IN THE the big wash-up of the global financial crisis, we did not see the demise of too many big financial corporations. Some were too big to be allowed to fail and so were bailed out by the US Government.
Now they are continuing on their merry way.
Sure, Lehman Brothers went to the wall and Fannie May and Freddie Mac went, but so many did not.
You have to wonder whether this seeming immunity from bankruptcy will only encourage them to be even more reckless in the next boom.
Of course, the people who lost most were superannuation holders and small investors who listened to financial advisors and relied on them.
The cycles of booms and busts continues. Do investors ever learn? Will financial advisors ever break the peaks and troughs of exuberant optimism or excessive pessimism?
One of the causes of the global financial crisis was the dismantling of a lot of the regulation that had been put in place after the Great Depression. It was an unholy conspiracy between Republicans who wanted the fetters taken off their financial mates and the Democrats who wanted the poor and down and out to have access to easy housing mortgage money.
Fortunately, Australia did not deregulate. Indeed, a lot of our regulatory requirements are quite tough and they offer a deal of protection.
The law moves exceedingly slowly. And it is now catching up.
This week the Federal Court held Standard and Poor’s rating agency liable for giving a triple A credit rating to a financial product that clearly was not worth triple-A. The Australian local government councils who invested in it lost 90 per cent of their capital.
The court held S and P gave false and misleading information and did not do the job of a competent ratings agency. It awarded the councils about $30 million in damages.
Picture yourself as a town council’s treasurer with cash to invest. The world’s then most respected credit agency gives a financial product a triple-A rating and then the thing goes belly up.
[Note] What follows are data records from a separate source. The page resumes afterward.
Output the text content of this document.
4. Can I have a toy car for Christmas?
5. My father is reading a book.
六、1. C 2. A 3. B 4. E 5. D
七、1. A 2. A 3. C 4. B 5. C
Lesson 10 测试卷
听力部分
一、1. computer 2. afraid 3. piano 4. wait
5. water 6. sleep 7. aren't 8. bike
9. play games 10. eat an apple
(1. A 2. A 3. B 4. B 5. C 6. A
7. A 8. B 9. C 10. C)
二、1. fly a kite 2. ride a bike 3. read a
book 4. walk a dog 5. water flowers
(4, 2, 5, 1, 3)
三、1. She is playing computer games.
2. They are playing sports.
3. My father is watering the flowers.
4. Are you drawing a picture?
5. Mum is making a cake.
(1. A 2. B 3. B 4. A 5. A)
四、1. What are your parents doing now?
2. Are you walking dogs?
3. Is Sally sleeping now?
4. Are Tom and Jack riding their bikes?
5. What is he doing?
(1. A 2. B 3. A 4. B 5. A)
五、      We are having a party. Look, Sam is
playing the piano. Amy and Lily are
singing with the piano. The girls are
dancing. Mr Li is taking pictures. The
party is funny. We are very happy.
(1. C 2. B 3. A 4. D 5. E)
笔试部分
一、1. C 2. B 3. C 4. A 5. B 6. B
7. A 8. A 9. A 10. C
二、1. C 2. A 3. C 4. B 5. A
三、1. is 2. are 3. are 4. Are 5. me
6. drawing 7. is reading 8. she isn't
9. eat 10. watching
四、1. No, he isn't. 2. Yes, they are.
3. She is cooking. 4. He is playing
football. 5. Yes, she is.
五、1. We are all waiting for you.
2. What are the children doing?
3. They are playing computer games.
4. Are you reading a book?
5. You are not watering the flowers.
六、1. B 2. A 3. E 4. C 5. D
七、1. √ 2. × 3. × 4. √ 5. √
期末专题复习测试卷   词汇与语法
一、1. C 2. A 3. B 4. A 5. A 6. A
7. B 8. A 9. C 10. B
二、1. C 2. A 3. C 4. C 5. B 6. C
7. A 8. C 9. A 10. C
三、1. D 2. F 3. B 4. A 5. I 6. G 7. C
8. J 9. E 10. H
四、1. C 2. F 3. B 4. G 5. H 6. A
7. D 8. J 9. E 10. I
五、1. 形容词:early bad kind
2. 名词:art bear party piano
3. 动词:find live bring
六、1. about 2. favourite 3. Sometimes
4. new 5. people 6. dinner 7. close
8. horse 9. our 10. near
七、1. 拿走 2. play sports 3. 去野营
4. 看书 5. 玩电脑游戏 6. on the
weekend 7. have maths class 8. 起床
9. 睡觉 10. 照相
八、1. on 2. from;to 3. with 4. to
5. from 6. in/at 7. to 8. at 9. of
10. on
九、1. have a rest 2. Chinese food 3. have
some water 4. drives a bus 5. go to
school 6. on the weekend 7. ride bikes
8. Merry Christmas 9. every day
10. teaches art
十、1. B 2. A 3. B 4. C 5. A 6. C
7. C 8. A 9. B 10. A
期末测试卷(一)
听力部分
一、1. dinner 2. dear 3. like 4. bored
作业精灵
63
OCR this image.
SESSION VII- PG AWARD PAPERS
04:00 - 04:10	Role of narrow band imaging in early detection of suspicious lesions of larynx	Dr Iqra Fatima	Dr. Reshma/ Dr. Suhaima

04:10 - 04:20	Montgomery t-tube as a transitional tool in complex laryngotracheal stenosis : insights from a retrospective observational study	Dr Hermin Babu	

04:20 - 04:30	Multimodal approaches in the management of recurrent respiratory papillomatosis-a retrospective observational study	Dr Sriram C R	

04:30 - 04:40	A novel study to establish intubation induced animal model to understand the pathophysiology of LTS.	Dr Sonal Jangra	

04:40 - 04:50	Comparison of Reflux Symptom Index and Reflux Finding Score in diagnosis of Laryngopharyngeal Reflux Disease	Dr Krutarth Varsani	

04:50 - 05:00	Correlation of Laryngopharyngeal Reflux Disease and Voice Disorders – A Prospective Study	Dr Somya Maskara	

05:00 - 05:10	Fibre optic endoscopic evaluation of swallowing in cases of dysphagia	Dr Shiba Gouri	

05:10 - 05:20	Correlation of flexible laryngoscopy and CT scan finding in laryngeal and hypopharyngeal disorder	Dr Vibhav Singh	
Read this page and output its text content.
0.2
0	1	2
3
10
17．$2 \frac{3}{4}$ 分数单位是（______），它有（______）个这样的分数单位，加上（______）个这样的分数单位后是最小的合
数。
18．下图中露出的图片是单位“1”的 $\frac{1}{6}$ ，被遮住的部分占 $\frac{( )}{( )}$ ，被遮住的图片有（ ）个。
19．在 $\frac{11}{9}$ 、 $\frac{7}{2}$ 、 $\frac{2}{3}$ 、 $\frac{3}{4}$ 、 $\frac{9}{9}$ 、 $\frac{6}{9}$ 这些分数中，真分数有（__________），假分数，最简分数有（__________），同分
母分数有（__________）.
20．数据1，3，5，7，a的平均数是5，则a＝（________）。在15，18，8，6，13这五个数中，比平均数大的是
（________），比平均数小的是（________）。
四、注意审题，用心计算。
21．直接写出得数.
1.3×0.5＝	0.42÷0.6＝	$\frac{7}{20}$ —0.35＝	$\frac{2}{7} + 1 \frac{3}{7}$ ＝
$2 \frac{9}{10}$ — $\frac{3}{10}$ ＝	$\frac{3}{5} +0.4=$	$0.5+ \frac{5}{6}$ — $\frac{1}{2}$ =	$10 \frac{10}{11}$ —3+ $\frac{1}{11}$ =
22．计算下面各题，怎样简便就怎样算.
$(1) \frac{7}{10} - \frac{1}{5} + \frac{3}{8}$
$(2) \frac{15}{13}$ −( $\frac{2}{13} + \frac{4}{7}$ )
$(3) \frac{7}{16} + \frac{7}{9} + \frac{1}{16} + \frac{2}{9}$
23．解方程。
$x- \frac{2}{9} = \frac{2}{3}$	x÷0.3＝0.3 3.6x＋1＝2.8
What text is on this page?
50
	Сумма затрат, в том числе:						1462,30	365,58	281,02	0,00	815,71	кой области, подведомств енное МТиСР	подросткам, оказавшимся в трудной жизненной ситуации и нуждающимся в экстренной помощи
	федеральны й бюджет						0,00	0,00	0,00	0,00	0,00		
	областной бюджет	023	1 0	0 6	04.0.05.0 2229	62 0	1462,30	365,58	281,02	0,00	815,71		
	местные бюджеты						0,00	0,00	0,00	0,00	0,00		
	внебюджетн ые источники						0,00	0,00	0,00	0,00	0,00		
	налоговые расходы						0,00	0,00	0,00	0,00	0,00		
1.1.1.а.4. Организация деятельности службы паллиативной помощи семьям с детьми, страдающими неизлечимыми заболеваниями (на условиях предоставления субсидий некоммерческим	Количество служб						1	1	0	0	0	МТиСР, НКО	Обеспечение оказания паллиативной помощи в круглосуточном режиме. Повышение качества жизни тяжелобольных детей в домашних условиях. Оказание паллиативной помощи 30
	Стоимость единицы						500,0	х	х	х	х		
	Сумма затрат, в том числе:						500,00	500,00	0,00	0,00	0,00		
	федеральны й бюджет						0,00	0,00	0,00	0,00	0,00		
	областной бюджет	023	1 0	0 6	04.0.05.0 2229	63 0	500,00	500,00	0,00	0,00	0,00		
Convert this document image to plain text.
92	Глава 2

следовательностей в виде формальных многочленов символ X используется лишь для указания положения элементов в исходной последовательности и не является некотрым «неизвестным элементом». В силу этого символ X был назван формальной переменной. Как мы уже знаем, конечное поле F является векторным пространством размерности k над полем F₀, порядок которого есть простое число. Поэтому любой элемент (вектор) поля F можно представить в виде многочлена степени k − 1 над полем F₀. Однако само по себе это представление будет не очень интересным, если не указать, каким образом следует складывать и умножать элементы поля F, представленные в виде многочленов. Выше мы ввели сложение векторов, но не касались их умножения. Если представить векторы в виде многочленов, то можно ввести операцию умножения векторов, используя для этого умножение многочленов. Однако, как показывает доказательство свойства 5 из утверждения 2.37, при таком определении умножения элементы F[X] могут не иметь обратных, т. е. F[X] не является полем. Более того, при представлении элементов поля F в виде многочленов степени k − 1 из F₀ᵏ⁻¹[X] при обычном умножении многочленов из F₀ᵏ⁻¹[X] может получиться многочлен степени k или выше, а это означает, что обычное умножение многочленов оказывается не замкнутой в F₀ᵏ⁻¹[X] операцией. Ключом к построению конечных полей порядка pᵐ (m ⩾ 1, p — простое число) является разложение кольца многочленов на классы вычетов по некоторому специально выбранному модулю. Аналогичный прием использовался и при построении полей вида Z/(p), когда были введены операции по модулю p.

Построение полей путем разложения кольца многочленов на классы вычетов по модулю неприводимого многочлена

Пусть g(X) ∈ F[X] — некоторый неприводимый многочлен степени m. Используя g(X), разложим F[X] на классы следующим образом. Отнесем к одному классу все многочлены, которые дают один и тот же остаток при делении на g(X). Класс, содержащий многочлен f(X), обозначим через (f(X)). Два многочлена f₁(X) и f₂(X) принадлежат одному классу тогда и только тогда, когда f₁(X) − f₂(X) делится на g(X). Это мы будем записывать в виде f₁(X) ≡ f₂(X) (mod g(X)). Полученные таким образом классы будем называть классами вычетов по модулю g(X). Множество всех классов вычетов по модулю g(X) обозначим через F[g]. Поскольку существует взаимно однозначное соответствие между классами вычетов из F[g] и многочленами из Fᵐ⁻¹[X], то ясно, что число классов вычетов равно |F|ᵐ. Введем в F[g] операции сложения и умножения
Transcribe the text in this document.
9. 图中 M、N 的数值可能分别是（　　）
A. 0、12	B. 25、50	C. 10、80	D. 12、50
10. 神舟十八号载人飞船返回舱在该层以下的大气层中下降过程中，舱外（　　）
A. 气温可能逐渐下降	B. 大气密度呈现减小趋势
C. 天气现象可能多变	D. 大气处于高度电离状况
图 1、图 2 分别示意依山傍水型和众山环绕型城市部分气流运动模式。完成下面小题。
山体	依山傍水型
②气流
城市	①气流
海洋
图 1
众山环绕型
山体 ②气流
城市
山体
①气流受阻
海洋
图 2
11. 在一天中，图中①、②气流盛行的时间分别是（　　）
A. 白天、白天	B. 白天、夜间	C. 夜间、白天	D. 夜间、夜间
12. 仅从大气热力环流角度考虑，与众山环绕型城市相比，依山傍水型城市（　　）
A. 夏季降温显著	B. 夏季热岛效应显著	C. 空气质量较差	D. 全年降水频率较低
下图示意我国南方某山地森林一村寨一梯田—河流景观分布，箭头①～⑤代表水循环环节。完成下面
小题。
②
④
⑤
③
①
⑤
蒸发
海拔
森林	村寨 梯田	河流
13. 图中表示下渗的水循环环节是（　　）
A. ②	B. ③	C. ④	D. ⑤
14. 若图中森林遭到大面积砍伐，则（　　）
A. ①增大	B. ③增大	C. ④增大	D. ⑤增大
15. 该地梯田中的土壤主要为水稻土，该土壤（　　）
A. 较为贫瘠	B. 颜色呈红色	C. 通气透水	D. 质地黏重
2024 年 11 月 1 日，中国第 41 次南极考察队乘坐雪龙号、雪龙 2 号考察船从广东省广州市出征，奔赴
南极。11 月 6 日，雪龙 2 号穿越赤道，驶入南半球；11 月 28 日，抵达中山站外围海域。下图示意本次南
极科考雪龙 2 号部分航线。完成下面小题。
It seemed as if, again, the small fry, the ratepayers, would suffer. They would have to pay higher rates for council services. And the big financial cowboys would go free.
At least until now.
The boom and bust cycles will never be fully broken, but each cycle brings its lessons and mechanisms to ameliorate the excesses. We have never had another Great Depression, for example, even though we have had some severe recessions.
Recent developments have given groups of people who suffer at the hands of big players at least a chance to get their day in court. Hitherto costs have made it prohibitive. But the advent of the litigation funder has made it possible to take on the big boys.
This case was underwritten by litigation funder IMF. IMF will get a 30 per cent slice of the winnings for taking on the risk.
And it was quite a big risk, because it was not a “day” in court, but rather about 37 days — with about 15 counsel, seven of them senior counsel. The costs in a case like that run into millions.
And it is not over. S and P says it will appeal. (I wonder what it rates its chances at!)
It may be slow and costly, but we should not under-estimate the importance of the law in correcting future behaviour.
This case – apparently a world first – will put the frighteners through the ratings industry. And so it should. Ratings agencies make a lot of profit from rating things. They hold themselves out as experts. And people rely on them.
If those people cannot be successfully sued when the ratings are unwarranted, the agencies are making money on false pretences.
Although the amounts involved in this case are small beer to a company like S and P, there will be wider fallout. The case is being watched by others who invested in the same sort of financial products which were given the same sort of ratings.
A case like this also encourages others to come out of the woodwork, making the liability greater. Further, defendants often start to realise that the game is up and that they cannot try to shut out plaintiffs by fighting every case – especially if plaintiffs have access to litigation funders.
The potential liability might be beyond the capacity of the ratings agencies’ to pay. I wonder whether the agencies are changing how they rate themselves.
At the time of the global financial crisis a lot of people asked: what about the ratings agencies?
It has been some time coming, but now we are getting the answer.
DOT DOT DOT
I do like the Melbourne Cup. It is an annual reminder to me of the stupidity of gambling. I put $50 on an ACTTAB cup special each year and in the past decade or so, I am sure my winnings have been less than statutory return to punters of 85 per cent or so.
The more you gamble the more you lose. It is rigged that way.
But I will give ACTTAB its due with one thing. This year, I set up an online account with them – to avoid the Melbourne Cup crush.
It was dead easy. But the website was not set up to take bets on the Cup special which is designed for mugs like me who know little about horses. The special gives you every possible combination of three or more horses.
So with some trepidation I rang the phone number given on the website.
I thought that on Melbourne Cup day the wait was sure to be a long one. Not a bit of it. Instant answer. Directed to the right place. Bet put on by phone with ease.
No transfer to India or the Philippines. No piped music.
Telstra, take note. But I suppose a gambling client is always going to be better looked after than a telco customer at the mercy of a quasi-monopoly.
CRISPIN HULL
This article first appeared in The Canberra Times on 10 November 2012.